As others have noted, I was also struck by your approach to rolling the melee round and avoiding the person-by-person interrogation about their actions, which constantly leads to a waste of time. I remember so many games where, after 10 minutes of bickering, my turn FINALLY came around. I'd roll a 6, of course. "Miss". There it was -- my 3 seconds of active play time for the hour.
Great thoughts, and I'm keeping your idea of "everybody roll melee attacks!" for use later. Many thanks.
Isn't it contradictory how source material is good, but over-documented game systems are bad? Just look at what you did with a tiny book, tiny preparation time. Eight million volumes of the latest edition sourcebooks were simply not needed. On the other hand *something* was needed to help with those high-potential moments in the game. It is not possible for the DM to think of everything, and there is no time for him to sit and wonder -- the game must go on.
In exchange for your great insights, I'll trade one back to you that I hope you will find thought-provoking. I am determined to construct a resolution system in which the DM never rolls any dice. Instead of the DM frantically playing 10 goblins and rolling dozens of dice (doing the work of several players), the DM instead says, "The goblins attack. Roll melee defense.

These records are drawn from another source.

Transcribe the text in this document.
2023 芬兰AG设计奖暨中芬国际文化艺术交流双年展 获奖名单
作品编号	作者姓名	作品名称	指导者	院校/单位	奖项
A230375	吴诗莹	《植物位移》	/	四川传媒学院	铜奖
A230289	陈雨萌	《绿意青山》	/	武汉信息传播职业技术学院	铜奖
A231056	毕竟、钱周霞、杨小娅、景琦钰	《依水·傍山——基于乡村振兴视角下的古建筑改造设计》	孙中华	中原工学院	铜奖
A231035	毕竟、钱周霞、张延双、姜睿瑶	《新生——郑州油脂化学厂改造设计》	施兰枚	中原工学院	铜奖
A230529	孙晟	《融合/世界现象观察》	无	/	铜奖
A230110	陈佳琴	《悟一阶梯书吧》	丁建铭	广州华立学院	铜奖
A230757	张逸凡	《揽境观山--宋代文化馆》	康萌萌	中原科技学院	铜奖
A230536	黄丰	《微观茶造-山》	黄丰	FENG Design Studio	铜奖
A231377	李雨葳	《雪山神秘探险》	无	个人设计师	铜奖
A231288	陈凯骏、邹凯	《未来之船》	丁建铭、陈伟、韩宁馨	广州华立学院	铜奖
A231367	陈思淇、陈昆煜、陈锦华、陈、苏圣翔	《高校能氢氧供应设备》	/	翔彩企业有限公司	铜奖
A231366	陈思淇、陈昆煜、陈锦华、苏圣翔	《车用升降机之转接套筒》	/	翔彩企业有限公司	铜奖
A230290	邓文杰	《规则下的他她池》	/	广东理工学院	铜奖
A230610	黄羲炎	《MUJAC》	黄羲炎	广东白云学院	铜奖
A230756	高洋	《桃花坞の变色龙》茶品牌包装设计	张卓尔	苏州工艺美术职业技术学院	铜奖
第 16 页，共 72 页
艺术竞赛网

John and Judy, you have two goblins each on you. Fred, Estelle, Louise, you have only one goblin each to deal with." And my rules system will essentially do the rest, leaving the DM free to absorb the combat results, mark damage to his many goblin monsters, move figurines perhaps, and the zillion other mental tasks a DM is engaged in. Who knows, it might even give him time to throw color and flavor into the encounter! The whole fight is resolved without the DM touching a die. Instead of rolling for a trap that might spring, the DM says, "Joel, roll vs. trap avoidance". I think you get the gist of it -- old habits and language patterns will have to change, but I think it's the way of the future. The trick is, a simple resolution has to determine which party was hit (if either) and how much damage was taken. But I'm confident I will eventually solve that problem. I think making the DM diceless is part of next-generation RPG gaming.
Thanks again for sharing your terrific experience...you sound like a great DM!